A great Being or Power was traveling through the sky, his foot was on a kind of lightning as a wheel is on a rail, it was his pathway. The lightning was made entirely of the spirits of innumerable people close to one another, and I was one of them. He moved in a straight line, and each part of the streak or flash came into its short conscious existence only that he might travel. I seemed to be directly under the foot of God, and I thought he was grinding his own life up out of my pain. Then I saw that what he had been trying with all his might to do was to change his course, to bend the line of lightning to which he was tied, in the direction in which he wanted to go. I felt my flexibility and helplessness, and knew that he would succeed. He bended me, turning his corner by means of my hurt, hurting me more than I had ever been hurt in my life, and at the acutest point of this, as he passed, I saw. I understood for a moment things that I have now forgotten, things that no one could remember while retaining sanity. The angle was an obtuse angle, and I remember thinking as I woke that had he made it a right or acute angle, I should have both suffered and ‘seen’ still more, and should probably have died.

James summarizes from that great mass of amazing stories what is common to all, what truly defines a religious / mystical experience, as it is felt and what are the practical effects on the lives of the people who feel them.

The material becomes very hard near the end when James explores the technical aspects of Newman’s rationalist theology and Peirce’s pragmatist philosophy.
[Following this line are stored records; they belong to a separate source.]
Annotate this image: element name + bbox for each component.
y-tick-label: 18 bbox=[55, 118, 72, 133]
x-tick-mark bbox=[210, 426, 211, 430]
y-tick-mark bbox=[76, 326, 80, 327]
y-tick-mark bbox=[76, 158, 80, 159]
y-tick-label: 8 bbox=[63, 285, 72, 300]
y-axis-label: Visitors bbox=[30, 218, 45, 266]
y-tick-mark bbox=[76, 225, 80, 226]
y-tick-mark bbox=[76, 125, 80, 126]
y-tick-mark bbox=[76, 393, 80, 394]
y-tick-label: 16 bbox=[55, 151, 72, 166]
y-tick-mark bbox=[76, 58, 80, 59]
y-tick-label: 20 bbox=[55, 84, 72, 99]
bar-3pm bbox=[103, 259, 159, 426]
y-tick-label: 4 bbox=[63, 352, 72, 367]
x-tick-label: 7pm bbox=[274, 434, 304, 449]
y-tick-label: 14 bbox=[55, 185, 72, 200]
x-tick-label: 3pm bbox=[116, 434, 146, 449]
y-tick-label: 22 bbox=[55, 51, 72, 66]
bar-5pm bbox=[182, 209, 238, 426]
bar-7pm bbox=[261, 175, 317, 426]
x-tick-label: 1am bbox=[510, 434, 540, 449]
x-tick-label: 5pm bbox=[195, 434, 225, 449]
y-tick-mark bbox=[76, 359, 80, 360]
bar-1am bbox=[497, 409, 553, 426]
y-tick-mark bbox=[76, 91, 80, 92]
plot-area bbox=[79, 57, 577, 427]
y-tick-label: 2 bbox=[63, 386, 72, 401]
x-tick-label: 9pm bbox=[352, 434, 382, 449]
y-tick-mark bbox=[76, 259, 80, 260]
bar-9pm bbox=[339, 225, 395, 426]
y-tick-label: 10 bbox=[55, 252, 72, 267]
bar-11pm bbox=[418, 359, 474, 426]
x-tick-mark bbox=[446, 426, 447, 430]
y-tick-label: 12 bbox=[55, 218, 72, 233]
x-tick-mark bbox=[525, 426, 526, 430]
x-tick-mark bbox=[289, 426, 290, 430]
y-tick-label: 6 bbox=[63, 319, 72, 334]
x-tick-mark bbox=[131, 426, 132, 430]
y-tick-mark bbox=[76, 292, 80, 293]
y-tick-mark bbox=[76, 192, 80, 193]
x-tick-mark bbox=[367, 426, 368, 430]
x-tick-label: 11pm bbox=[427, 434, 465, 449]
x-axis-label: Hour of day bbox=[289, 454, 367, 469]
I work at a university by moving papers around and humbly teaching ESL but I’m not an academic. My sense from working with academics, however, is that James is attempting to establish a scholarly territory. He’s arguing that it is academically valid to be speaking about subjecting personal experience to rational analysis. He trying to distinguish psychology from philosophy by staking out concepts such as “emotions” and “subconscious.” He is making an argument that his field, psychology, is really a field worthy of study, writing, publishing, conventions, professional standards, grad students, and heated offices in habitable buildings.

Anyway, the book is a keeper, something to return to when one feels like re-reading something with heft. I mean, I like the first-hand stories from eyewitnesses that remind me of myself.